Özlem Dalkıran’ın avukatı Aynur Tuncel Yazgan söz alarak müvekkilinin yazılı savunmasını okudu. Dalkıran savunmasında, “3 yıldır bu mahkemede yargılanan burada isimleri yazılı 11 kişi değil, mensubu oldukları insan hakları camiasıdır. Bu mütalaa 'insan hakları için çalışmak, herkes için hak ve özgürlük talep etmek suçtur' diyor. Devlet ve devlet dışı aktörlerin gerçekleştirdiği hak ihlallerini belgeleyen ve ifşa eden, devletin ve yetkili kurumlarının ihlalleri önlemedeki ihmalini veya isteksizliğini eleştiren etkilenenlere destek sunan ve adalet arayışlarında yanlarında duran, yeni ihlaller meydana gelmesin diye devlet kurumlarına önleyici tedbirler tavsiye eden insan hakları savunucularını sindirmek ve susturmaktır. Hak savunucularının çalışmalarını ‘sivil toplum görüntüsü altında’ diyerek karalayıp terör bağlantılı suçlamalarla yargılamak, ‘terörle mücadele görüntüsü altında’ her türlü eleştirel sesi bastırmak, toplumu tamamen susturmak amacını taşıyor” ifadelerini kullandı.

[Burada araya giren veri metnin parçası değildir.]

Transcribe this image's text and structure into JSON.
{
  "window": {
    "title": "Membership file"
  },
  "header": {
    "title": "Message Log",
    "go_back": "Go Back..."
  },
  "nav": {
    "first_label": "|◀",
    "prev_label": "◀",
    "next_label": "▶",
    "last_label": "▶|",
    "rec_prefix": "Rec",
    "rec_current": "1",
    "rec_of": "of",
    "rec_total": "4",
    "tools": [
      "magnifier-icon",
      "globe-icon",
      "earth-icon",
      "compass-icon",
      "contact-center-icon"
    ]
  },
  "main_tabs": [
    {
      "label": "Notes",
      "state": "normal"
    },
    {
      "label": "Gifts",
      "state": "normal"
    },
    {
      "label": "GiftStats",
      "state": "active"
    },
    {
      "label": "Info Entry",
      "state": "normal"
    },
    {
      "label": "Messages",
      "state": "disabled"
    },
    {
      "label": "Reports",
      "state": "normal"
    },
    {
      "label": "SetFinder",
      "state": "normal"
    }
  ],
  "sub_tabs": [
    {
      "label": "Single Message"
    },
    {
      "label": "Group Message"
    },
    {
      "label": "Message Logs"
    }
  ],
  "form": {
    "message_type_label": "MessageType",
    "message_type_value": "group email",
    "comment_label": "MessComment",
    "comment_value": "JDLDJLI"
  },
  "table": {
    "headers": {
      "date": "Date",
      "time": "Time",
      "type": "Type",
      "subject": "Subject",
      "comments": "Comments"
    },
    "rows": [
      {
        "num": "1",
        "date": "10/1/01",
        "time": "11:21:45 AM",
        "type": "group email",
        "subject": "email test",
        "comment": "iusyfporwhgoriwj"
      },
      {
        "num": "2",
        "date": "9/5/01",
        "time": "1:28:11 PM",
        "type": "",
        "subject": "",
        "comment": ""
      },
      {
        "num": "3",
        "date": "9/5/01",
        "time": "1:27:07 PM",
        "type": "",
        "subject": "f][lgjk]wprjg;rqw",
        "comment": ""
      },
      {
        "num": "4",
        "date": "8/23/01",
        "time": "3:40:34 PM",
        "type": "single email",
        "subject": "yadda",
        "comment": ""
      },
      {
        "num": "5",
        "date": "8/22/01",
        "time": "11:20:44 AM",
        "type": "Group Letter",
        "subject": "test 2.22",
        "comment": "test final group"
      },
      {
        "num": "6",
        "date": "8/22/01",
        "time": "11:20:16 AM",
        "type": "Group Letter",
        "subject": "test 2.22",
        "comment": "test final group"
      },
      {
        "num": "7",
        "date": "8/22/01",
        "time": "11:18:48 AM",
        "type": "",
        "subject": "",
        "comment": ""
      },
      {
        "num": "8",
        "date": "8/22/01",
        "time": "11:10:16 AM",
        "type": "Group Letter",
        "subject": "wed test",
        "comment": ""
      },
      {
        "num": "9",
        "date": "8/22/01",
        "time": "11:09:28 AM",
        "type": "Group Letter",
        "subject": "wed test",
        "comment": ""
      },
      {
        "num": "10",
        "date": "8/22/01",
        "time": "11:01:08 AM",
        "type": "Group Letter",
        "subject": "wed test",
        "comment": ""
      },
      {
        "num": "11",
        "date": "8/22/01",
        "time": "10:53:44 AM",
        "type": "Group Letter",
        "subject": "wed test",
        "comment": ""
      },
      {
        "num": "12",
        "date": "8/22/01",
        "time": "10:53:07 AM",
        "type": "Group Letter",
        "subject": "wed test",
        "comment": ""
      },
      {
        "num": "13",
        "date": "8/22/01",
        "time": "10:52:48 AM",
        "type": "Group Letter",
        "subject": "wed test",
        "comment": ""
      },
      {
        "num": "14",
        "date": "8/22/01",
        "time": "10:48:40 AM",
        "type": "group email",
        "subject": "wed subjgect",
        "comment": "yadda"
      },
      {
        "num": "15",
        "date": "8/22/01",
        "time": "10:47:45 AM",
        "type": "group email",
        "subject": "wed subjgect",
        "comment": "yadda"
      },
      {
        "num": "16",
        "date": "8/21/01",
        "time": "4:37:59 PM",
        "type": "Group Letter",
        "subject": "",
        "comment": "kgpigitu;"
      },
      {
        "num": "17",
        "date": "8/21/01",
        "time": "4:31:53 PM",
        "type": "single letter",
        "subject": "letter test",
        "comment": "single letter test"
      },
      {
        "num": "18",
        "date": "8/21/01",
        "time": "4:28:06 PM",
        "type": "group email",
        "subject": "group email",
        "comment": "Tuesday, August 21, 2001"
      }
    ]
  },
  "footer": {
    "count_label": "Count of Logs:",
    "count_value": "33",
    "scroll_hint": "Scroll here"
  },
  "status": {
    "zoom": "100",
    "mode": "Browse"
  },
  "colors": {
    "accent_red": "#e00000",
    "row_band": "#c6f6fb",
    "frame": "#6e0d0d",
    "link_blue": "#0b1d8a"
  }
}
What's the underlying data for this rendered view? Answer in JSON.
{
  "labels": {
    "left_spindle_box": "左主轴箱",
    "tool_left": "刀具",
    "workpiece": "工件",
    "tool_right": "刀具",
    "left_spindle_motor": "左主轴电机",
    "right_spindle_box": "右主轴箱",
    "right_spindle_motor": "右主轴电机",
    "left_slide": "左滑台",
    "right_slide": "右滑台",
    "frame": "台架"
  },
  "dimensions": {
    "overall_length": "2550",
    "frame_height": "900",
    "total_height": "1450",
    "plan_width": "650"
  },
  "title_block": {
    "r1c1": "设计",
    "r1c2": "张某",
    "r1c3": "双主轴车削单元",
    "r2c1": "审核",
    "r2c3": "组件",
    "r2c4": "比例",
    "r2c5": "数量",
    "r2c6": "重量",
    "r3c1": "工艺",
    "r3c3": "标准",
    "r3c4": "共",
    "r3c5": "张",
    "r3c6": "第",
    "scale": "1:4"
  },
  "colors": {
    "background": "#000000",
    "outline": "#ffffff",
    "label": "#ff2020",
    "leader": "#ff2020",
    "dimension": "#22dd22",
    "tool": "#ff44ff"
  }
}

‘ELEŞTİRİ KABUL EDİLMİYOR’

“Hangi faaliyetimiz ‘terörü’ destekliyor ya da bunu amaçlıyor” diye soran Dalkıran, “Savcının mütalaasında bu anlaşılmıyor. Maalesef, hak savunucularının yazdığı her haber katıldıkları her toplantı kabul edilemez bir eleştiri olarak görülüyor. Büyükada davasıyla tüm sivil toplum kuruluşları üzerinde dondurucu bir etki yaratıldı. Bu dondurucu etki Gezi davasıyla katmerlendi. Bu davayla Türkiye'de hak savunucularının konuşmak, öğrenmek, tartışmak, planlama yapmak ve hatta dinlenmek için bir araya gelmesinin, uluslararası bağlantılara sahip olmasının, toplantı yapmanın bir bedelinin olduğu mesajı verildi. 3 yıl geçmesine rağmen, Türkiye'ye davet edilen uluslararası insan hakları kuruluşu temsilcileri hala tedirginlikle Türkiye'de toplantıya katılmanın güvenli olup olmadığını soruşturuyor. Bu sorunun cevabını bugün bu mahkeme salonunda öğreneceğiz. Bugün, bu hukuk felaketine bir son verin. Tek ‘silahları’ sözleri, fikirleri ve evrensel hukuka ve değerlere, barışa ve insanlık onuruna saygıları olan hak savunucularını yaftalama, şiddet ve terör ile suçlama geleneğini kırın. Ben ve arkadaşlarım bu davadan başımız dik, vicdanımız rahat, özgür ve haklı olduğumuzu bilerek ayrılacağız. Mahkemenizin adaletten ve hukukun üstünlüğünden yana tutum alacağına ve bu davayı hepimizin hakkı olan beraat kararıyla sonuçlandıracağına inanıyorum. Beraatımı talep ediyorum” dedi.  
 
Dalkıran’ın ardından Avukat Aynur Yazgan'ın beyanının tamamlanması sonrası duruşmaya ara verildi.